12
votes

I am using kafka version 2.4.1(recently upgraded to 2.4.1 from 2.2.0) and noticed a strange problem.

Even though application(kafka streams) is down (there is no application which is running ) but the consumer group command returns the state as rebalancing. Our application runs as kubernetes pod.

root@bastion-0:# ./kafka-consumer-groups --describe --group groupname --bootstrap-server kafka-0.local:9094 

Warning: Consumer group 'groupname' is rebalancing.

I have waited for some amount of time now(30 mins) and still the command reports 'rebalancing' even though application is down.

Even if i try to delete the group, it gives the following message.

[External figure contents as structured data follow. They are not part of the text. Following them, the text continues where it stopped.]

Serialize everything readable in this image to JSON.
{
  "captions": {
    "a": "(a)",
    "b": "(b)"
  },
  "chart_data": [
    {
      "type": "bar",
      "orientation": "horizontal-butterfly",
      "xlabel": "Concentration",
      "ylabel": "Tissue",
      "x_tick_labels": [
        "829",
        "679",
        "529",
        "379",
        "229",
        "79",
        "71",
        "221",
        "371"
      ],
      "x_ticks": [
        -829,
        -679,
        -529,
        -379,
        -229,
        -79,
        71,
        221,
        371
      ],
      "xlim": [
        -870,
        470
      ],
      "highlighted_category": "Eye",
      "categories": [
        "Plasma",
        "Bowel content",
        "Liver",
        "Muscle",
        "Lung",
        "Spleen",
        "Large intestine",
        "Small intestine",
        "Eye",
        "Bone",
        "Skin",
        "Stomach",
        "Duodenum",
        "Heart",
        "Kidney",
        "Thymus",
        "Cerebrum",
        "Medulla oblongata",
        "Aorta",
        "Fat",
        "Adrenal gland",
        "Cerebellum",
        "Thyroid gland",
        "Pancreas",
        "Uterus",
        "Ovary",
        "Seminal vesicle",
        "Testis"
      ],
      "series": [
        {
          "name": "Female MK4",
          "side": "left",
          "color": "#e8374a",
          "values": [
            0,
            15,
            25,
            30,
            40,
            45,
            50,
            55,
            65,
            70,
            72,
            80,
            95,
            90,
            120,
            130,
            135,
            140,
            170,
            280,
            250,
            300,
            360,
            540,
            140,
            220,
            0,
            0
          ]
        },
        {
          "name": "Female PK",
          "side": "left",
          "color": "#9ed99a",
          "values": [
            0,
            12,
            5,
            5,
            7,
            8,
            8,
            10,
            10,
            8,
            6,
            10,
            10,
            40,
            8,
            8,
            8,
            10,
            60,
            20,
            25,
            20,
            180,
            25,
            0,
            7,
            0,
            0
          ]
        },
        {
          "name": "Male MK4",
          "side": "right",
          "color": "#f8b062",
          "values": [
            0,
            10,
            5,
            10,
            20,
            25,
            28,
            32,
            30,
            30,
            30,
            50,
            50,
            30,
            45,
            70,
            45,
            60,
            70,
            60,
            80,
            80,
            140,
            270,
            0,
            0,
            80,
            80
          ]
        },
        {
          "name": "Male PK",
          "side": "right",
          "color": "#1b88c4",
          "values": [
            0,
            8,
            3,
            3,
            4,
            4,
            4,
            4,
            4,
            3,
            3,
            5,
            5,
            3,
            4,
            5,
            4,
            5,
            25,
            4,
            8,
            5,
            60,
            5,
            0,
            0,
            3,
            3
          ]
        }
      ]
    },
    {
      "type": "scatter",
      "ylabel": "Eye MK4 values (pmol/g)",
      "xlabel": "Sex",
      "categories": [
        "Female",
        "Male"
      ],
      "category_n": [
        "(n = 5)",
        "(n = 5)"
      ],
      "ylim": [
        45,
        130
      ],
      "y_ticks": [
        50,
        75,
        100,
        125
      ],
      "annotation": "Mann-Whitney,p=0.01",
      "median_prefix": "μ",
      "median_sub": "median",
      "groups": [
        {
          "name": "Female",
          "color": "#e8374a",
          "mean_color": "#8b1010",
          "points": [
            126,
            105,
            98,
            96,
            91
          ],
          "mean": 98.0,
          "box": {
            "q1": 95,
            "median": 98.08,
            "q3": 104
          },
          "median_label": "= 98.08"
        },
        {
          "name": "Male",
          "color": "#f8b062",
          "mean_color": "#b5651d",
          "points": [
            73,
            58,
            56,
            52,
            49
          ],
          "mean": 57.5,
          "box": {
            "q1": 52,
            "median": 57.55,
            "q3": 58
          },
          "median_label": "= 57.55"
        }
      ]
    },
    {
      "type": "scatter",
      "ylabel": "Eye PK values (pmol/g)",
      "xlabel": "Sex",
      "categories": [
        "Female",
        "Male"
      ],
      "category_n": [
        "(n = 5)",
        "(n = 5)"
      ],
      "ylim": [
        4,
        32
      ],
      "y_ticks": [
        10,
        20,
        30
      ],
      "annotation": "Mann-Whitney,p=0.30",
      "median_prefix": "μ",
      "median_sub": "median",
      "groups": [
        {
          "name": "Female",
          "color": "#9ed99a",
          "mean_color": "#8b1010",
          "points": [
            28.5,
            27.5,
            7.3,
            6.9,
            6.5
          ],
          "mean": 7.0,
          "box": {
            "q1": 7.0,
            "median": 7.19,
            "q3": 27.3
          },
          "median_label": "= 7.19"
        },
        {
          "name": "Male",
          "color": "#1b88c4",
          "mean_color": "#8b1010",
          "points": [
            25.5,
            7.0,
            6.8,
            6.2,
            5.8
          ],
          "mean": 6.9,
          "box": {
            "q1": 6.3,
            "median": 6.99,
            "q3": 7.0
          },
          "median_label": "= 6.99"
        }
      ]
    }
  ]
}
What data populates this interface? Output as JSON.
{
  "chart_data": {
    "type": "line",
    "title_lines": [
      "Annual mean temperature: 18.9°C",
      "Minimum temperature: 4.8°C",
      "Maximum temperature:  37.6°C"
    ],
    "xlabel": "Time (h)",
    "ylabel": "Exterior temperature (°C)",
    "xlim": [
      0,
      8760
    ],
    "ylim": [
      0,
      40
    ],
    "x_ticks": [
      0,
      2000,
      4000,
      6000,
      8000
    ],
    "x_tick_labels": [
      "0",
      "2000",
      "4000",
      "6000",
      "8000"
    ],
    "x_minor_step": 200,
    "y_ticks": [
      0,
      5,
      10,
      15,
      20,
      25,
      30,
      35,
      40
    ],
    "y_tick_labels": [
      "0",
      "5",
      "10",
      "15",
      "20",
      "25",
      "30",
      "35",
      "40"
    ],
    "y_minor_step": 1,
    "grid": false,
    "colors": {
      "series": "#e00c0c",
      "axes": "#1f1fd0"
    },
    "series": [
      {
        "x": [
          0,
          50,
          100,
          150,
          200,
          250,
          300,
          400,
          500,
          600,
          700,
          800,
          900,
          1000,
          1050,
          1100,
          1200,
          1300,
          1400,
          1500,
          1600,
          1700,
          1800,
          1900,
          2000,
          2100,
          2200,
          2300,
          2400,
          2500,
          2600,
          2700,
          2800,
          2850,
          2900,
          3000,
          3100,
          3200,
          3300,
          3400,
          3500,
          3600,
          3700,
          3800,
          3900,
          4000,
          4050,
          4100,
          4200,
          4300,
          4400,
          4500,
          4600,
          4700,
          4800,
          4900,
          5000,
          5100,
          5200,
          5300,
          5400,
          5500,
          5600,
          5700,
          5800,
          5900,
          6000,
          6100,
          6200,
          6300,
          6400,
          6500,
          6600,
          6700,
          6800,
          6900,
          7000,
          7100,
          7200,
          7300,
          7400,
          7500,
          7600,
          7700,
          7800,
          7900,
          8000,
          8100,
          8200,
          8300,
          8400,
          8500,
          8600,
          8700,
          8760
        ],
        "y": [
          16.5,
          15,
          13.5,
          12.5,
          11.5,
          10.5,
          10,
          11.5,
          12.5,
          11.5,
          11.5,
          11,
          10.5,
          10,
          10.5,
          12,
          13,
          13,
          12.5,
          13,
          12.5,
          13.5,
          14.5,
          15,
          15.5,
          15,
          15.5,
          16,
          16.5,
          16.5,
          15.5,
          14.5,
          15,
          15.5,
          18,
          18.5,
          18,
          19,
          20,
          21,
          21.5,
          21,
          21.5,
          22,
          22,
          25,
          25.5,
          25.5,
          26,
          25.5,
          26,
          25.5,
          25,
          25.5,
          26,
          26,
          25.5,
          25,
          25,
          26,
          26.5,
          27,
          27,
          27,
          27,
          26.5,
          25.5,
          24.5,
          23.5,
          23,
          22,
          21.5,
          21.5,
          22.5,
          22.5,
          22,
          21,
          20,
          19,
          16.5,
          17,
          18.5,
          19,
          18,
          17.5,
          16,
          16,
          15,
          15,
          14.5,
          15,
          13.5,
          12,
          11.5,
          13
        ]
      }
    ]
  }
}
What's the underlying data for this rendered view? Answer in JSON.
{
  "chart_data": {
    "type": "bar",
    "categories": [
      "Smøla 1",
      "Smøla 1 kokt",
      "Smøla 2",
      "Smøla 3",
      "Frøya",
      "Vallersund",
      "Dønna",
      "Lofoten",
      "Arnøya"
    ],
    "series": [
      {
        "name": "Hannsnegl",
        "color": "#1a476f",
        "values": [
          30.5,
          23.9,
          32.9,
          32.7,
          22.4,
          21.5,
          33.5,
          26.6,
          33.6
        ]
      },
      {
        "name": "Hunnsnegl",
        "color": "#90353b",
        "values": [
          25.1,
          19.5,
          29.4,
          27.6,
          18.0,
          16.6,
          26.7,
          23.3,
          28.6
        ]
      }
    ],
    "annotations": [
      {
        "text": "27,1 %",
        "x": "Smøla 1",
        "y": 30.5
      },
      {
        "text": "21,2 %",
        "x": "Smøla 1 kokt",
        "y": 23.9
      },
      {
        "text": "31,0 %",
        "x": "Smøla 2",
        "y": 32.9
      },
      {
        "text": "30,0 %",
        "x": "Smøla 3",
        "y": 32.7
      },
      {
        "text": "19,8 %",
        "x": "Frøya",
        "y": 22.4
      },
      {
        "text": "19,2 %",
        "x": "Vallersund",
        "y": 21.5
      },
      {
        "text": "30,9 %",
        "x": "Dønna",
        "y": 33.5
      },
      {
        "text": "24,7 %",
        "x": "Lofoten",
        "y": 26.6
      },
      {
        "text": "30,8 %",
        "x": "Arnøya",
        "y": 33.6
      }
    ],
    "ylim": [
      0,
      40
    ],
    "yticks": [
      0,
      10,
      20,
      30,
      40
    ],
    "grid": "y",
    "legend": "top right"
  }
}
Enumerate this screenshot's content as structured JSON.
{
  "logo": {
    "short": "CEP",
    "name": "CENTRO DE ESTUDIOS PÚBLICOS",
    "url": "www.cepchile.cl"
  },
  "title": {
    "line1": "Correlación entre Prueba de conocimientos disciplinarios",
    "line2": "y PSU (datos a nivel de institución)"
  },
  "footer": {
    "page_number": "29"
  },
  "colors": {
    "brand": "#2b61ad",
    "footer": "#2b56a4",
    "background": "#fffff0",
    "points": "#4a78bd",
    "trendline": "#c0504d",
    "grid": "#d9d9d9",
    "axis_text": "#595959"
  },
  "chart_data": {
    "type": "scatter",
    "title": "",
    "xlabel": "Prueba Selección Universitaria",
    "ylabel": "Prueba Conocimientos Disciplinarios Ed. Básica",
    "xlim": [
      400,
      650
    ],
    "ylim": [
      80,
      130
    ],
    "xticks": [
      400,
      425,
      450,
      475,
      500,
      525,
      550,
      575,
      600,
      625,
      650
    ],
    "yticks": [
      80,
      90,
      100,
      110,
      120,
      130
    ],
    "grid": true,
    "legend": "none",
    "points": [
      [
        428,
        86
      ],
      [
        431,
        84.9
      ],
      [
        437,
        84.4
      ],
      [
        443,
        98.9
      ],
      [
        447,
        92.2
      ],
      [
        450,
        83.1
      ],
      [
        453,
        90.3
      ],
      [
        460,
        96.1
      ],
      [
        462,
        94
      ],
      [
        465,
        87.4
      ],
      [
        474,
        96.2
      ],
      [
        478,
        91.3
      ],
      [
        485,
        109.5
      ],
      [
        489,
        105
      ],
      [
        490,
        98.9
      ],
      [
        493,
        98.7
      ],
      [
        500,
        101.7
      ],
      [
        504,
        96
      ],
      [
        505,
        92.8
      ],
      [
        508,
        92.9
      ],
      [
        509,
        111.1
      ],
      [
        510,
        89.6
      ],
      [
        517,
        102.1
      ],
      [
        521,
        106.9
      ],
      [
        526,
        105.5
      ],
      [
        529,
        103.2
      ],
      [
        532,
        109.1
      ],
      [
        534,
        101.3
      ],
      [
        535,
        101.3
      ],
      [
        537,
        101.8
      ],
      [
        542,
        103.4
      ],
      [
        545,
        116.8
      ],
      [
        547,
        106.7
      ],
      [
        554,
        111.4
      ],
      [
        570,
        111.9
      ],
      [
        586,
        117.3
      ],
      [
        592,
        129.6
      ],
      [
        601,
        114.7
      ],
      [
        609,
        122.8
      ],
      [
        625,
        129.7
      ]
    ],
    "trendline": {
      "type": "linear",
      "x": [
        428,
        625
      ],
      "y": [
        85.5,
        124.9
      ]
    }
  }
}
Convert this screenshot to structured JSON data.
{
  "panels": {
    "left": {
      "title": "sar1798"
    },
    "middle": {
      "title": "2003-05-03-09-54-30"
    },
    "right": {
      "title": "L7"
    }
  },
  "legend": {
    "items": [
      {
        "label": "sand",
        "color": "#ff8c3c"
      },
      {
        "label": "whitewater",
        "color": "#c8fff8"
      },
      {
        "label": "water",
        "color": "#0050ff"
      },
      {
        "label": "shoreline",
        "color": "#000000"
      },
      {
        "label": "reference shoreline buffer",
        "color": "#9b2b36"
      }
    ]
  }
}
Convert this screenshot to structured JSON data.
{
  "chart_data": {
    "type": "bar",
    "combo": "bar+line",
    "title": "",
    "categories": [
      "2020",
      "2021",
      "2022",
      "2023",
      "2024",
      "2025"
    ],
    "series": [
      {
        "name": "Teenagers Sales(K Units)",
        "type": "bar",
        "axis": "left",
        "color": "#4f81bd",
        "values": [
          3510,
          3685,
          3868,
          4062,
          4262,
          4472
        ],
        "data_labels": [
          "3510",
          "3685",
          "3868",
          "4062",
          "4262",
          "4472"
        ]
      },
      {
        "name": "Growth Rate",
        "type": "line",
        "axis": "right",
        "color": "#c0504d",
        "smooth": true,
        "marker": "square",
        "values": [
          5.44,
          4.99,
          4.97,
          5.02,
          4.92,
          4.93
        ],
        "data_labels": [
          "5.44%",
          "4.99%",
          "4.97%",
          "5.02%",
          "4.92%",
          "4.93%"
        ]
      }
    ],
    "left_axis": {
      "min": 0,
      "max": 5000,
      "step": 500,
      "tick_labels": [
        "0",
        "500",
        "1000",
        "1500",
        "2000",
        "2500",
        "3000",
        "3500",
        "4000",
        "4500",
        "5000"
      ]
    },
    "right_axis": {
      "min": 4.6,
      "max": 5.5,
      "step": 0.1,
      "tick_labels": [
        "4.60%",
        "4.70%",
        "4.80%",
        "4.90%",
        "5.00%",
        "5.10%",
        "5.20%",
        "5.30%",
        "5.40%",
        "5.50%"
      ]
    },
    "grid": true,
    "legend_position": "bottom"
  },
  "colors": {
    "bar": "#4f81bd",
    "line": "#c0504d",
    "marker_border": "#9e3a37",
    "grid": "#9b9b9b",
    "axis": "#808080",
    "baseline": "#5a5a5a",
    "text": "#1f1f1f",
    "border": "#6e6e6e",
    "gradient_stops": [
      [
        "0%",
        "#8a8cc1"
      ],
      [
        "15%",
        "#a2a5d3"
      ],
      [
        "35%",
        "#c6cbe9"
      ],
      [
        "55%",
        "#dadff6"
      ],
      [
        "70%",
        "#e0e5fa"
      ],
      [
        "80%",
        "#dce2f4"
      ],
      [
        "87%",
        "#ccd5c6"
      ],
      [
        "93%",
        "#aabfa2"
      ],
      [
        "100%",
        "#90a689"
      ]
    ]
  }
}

root@bastion-0:/app/kafka_2.12-2.4.1/bin# ./kafka-consumer-groups.sh --delete --group group1  --bootstrap-server kafka.local:9094 

Error: Deletion of some consumer groups failed:
* Group 'group1' could not be deleted due to: java.util.concurrent.ExecutionException: org.apache.kafka.common.errors.GroupNotEmptyException: The group is not empty.
root@bastion-0:/app/kafka_2.12-2.4.1/bin# ./kafka-consumer-groups.sh --delete --group group2  --bootstrap-server kafka.local:9094 

Error: Deletion of some consumer groups failed:
* Group 'group2' could not be deleted due to: java.util.concurrent.ExecutionException: org.apache.kafka.common.errors.GroupNotEmptyException: The group is not empty.

When i look at the group members, there are members listed even though application is NOT running. Is it because of new rebalance protocol(cooperative rebalance) ?

From where does ./kafka-consumer-groups reads the group membership information. Does it save the member information if the application is down ?

Update:

I brought up the application with a different group name and it came up fine. I can describe the group also. Even then the old group is in 'rebalancing' state.

New Update Also, i found that group coordinator for all the groups was one of the node in kafka cluster and when i rebooted that node, the problem went away.

Question:

Where is group metadata stored ? Can be problem be related to corrupted zookeeper ?

1
Is the pod still active? Clearly kafka thinks some consumer is runningOneCricketeer
Pod is down. that is really strange to me. Other apps(other groups) are fine. I am bringing this up for the first time on this new kafka cluster. Even when i run with --members, it show a list of client-ids but again pod is down.SunilS
I am having the same issue in AWS MSK, where unfortunately I can't restart broker nodes. Perhaps this needs to be raised as a bug to the Kafka team.PMah
Update: it has been raised as a bug! issues.apache.org/jira/browse/KAFKA-9935PMah

1 Answers

2
votes

This was raised as bug here issues.apache.org/jira/browse/KAFKA-9935 with duplicate https://issues.apache.org/jira/browse/KAFKA-9752

This now appears to be fixed since March for versions 2.2.3, 2.3.2, 2.4.2 and 2.5 and above so make sure to use an up to date version.